After you’ve done all that, it’s important to stay vigilant. As Hall likes to say, “It’s like Capt. Obvious from Hotels.com – If you are not thinking about how to train folks, making sure your systems are secure and constantly reevaluating – if you are not doing all of this, then you are taking on an unwarranted level of risk.” And as Tinsley notes, “There’s always someone somewhere doing something they shouldn’t, so why chance it?”
Famous and Mundane Breaches and Attacks … at a Glance
What could happen? Oh, what a computer virus, hacking for hire or $30 jammer could do:
- In 2008, the DOD banned the use of removable storage devices in an effort to halt the spread of a computer virus wending its way through the DOD network. Though the ban was later relaxed to allow government-procured and owned devices, civilian flash drives remain verboten by the U.S. Navy and the U.S. Coast Guard because it is impossible to track how they are being used, and there is no way to know whether they are infected – a recipe for impending disaster.
- In 2010, malware overwhelms underway off-shore drilling rig in Asia, forcing a prolonged shutdown. Reportedly the lack of cyber security expertise onboard is the main reason it took a week to identify the cause and fix.
- In 2011, pirates hack into ship servers to identify vulnerable shipments, later boarding it with bar code readers to find the targeted cargo.
- In 2012, a foreign military compromises “multiple systems” onboard commercial ship contracted by U.S. TRANSCOM.
- In 2012, over 120 ships, including major Asian Coast Guard vessels, experience malicious jamming of GPS signals.
- Nation-state cyber attacks are not uncommon; though so far tend to target land-based systems. These include: A computer virus that in 2012 targeted Iranian oil companies, forcing much of the oil infrastructure offline, including Iran’s Kharg Island oil terminal, which handles 80% of its oil exports; a believed-to-be retaliatory 2012 virus attack, said to be the largest ever, on Saudi Aramco, Saudi Arabia’s national oil company, which supplies 10% of the world’s oil, wiping out or destroying the hard drives of at least 35,000 PCs, and costing the company months of work and barrels of money before it could get its delivery tracking and billing system back on line; and Stuxnet, the U.S./Israeli-created virus used to destroy centrifuges in an Iranian nuclear facility in 2010. On an ongoing basis, the North Korean government routinely jams critical GPS signals from at least a 50-mile radius and may be pushing it to 100.
- In 2013, European authorities announce drug smugglers hacked cargo tracking systems in the Port of Antwerp to locate and retrieve their illegal goods. The two-year operation hired hackers to infiltrate computers controlling the movement and location of containers. Malicious software and key-logging devices were used in the plot.

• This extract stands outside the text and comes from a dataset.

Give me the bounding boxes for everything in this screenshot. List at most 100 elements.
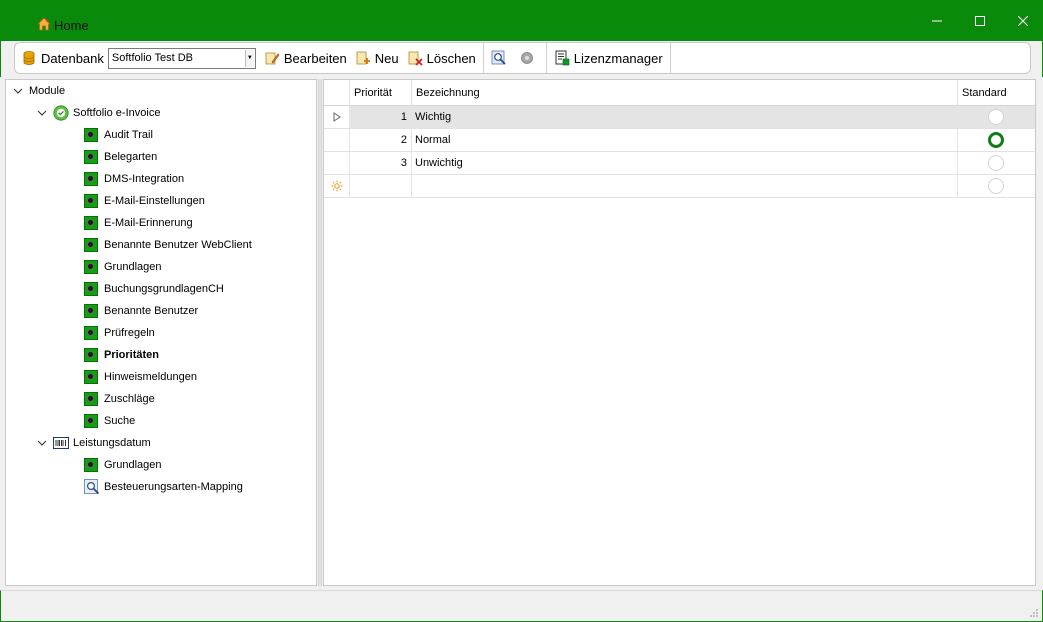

No one noticed until containers started to vanish.
- In 2014, a seven-hour GPS signal disruption took a key U.S. port offline, shutting down multiple ship-to-shore cranes for several hours.
- Typical of how insiders can inadvertently muck up the works, a mate on a vessel heading out to sea, plugged his low-on-battery smart phone into a UBS port on the bridge. The resulting malware infection erased or corrupted all the charts on the ECDIS system of the ship’s systems, costing an additional two days in port waiting for a fix.